To diffuse it still more extensively among the laity, Father Hajnal (d. 1644), the celebrated Hungarian Jesuit, undertook to publish its first treatise in book form. In his vernacular in 1629 he edited work in Vienna, under the title "Jesus Szentseges Szive tiszteloinek konyve." The Polish Jesuit, Father Druzbicki, followed in his footsteps with work whose title was "Meta cordium, Cor Jesu." These two pioneers paved the way for the immediate precursor of Blessed Margaret Mary, viz., Father Eudes. In the estimation of Father Le Dore, Father Eudes justly merits to be called the first apostle of the Sacred Hearts of Jesus and Mary.6 The two Congregations and the Seminary Chapel he founded were placed under the protection of the Hearts of Jesus and Mary. In 1670 he edited work entitled "La devotion au Coeur adorable de Jesus," in which he inserted an Office and Mass in honor of the Sacred Heart. The same year it received the approbation of three Bishops. He established feast of the Sacred Heart and the Mass and Office composed by him were read. Father Le Dore quotes the words of approbation of Bishop de Lomenie de Brienne, and those of Bishop de Maupas de Tour. It is evident from these citations that their conception of the devotion was practically the same as it exists in our own era. On July 25, 1680, Father Eudes finished his work entitled, "Coeur admirable de la tris sainte Mere de Dieu." The last of the twelve books is devoted exclusively to the devotion to the Sacred Heart of Jesus. Father Le Dore, com menting upon this work, says "C'est un excellent traite de la devotion au Sacre Coeur du Fils de Dieu." Father Eudes was declared Venerable by decree issued on January, 1904, and honored with the title "Auctor liturgici cultus SS. Cordium Jesu et Mariae."

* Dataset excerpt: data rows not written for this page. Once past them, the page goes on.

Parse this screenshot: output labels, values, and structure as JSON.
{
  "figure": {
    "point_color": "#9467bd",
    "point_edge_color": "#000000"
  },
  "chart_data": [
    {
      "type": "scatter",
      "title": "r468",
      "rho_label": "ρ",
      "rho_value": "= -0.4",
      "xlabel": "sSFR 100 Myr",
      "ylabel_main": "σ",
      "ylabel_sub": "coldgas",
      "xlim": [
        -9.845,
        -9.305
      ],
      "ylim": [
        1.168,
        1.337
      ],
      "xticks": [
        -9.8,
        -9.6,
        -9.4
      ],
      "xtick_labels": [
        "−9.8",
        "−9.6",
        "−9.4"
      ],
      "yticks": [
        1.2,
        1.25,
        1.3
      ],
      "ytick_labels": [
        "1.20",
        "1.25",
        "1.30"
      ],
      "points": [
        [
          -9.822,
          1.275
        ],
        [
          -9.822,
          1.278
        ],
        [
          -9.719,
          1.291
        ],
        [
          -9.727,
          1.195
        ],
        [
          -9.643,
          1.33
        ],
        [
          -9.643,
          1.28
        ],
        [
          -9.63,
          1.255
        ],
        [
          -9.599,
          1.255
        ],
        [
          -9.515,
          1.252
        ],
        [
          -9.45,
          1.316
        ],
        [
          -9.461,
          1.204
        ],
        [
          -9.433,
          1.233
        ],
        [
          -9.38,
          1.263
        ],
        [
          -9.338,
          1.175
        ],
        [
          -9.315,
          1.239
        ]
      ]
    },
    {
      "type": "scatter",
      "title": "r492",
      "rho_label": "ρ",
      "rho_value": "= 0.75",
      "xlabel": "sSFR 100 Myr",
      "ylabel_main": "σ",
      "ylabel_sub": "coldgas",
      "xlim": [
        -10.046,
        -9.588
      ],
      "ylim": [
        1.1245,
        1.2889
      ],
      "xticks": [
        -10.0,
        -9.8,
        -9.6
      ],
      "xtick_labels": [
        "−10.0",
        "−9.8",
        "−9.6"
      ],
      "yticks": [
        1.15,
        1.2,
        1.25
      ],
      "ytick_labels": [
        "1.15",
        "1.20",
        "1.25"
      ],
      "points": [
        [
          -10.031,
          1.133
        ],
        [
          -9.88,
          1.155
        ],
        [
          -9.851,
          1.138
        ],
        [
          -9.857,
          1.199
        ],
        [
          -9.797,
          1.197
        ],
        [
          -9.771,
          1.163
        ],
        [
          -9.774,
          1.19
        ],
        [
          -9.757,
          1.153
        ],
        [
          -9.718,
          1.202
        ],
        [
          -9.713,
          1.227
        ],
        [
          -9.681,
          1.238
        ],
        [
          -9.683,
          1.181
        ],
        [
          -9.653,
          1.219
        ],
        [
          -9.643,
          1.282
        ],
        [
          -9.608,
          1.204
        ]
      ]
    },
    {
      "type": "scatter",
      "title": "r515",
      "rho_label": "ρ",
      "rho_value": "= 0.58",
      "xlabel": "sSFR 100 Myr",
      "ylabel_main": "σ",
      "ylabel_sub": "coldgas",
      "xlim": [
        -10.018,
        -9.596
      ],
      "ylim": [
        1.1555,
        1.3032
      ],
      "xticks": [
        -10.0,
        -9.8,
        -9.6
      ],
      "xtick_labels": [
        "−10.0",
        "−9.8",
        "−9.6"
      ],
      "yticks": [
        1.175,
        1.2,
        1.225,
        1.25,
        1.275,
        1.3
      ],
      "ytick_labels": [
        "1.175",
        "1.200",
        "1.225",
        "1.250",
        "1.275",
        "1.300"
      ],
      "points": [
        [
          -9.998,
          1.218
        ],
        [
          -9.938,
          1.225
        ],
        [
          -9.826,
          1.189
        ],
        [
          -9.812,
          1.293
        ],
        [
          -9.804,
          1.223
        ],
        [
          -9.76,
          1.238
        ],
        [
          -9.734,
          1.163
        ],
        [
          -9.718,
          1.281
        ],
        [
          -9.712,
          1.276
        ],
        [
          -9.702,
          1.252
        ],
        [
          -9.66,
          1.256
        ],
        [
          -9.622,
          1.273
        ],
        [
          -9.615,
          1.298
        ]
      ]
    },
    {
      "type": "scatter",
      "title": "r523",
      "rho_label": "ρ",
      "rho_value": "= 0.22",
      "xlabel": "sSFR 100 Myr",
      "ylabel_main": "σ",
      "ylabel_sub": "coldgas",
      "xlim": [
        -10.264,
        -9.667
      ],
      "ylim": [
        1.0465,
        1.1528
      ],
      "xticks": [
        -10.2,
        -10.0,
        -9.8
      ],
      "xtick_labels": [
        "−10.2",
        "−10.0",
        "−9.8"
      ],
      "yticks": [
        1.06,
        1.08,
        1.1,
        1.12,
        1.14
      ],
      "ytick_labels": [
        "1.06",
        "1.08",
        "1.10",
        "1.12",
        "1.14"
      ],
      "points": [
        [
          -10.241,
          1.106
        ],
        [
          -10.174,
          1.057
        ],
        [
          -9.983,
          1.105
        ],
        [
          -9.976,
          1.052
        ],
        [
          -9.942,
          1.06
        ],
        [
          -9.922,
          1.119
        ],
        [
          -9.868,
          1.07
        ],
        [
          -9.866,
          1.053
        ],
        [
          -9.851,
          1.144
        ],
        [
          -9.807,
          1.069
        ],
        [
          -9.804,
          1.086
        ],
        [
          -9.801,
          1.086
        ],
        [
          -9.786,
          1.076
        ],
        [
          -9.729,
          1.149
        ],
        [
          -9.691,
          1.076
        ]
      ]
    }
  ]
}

Pere Bouvier, in his excellent article, maintains that Msgr. Languet ignored the merit of this great forerunner of the Sacred Heart Devotion. This statement is not founded on truth. Msgr. Languet, in the Life of Blessed Margaret Mary, published in 1729, pays a signal tribute to Pere Eudes. He calls him " the most zealous hero of this illustrious devotion." He gives a summary of his life; enumerates some of his merits, and points out that the Office Father Eudes composed, was approved by the Archbishop of Rouen, by six Bishops, and a number of Doctors of the theological faculty of Paris. Clement X was so pleased with the religious enthusiasm he displayed in this respect, that, in 1674, he issued six Briefs of Indulgences in which all the churches of his seminaries were to participate in perpetuity. Notwithstanding the indefatigable zeal Father Eudes displayed, in order to spread and make known this devotion, the words of Pere Allet may be repeated here with propriety: " Pere Eudes did not receive from heaven a formal and authentic mission to establish the feast of the Sacred Heart for the universal Church. Irrespective of this privilege, however, he played an important role in its introduction."